Published Date : Sep 05, 2017
One of the reasons why electric cars are not as much in demand, despite their eco friendly nature is their range. To commute above 200 miles, electric cars need recharge, making long distance a challenge. To get around this problem, scientists from Stanford University have made a significant step. Electricity will be transferred wirelessly to a moving car. This solves the problem of limited range and allows vehicles to travel potentially to cover any distance. Their idea is that a coil on the bottom of the car can receive electricity from coils connected to an electric current, which will be embedded in the road.
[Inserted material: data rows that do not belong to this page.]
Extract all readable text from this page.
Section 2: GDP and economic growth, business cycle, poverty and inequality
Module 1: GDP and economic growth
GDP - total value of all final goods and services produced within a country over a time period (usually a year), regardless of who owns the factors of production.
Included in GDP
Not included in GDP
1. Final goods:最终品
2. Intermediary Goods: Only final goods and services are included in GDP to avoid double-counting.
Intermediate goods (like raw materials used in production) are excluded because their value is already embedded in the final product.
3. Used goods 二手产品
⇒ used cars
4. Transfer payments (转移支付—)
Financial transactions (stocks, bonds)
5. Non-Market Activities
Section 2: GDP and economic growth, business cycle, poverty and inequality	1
While at present, this team of expert scientists is able to transfer enough electricity wirelessly to power a 1-milliwatt LED bulb, the amount of electricity required by a car will obviously be way too high. Therefore, the next step of the scientists from Stanford University is to increase the amount of electricity. There are a number of challenges for achieving continuous flow of electricity. Either the transmitting and receiving coils should be stationary or they need to be tuned automatically. The team of scientists solved this issue by making use of a voltage amplifier and a feedback resistor for replacing a radio frequency source in the transmitter. This resulted in the power being able to be transferred to a range of 3 feet without the need of circuits being tuned continuously or remaining stationary. This new development may soon result in charging all our devices wirelessly, apart from electric cars.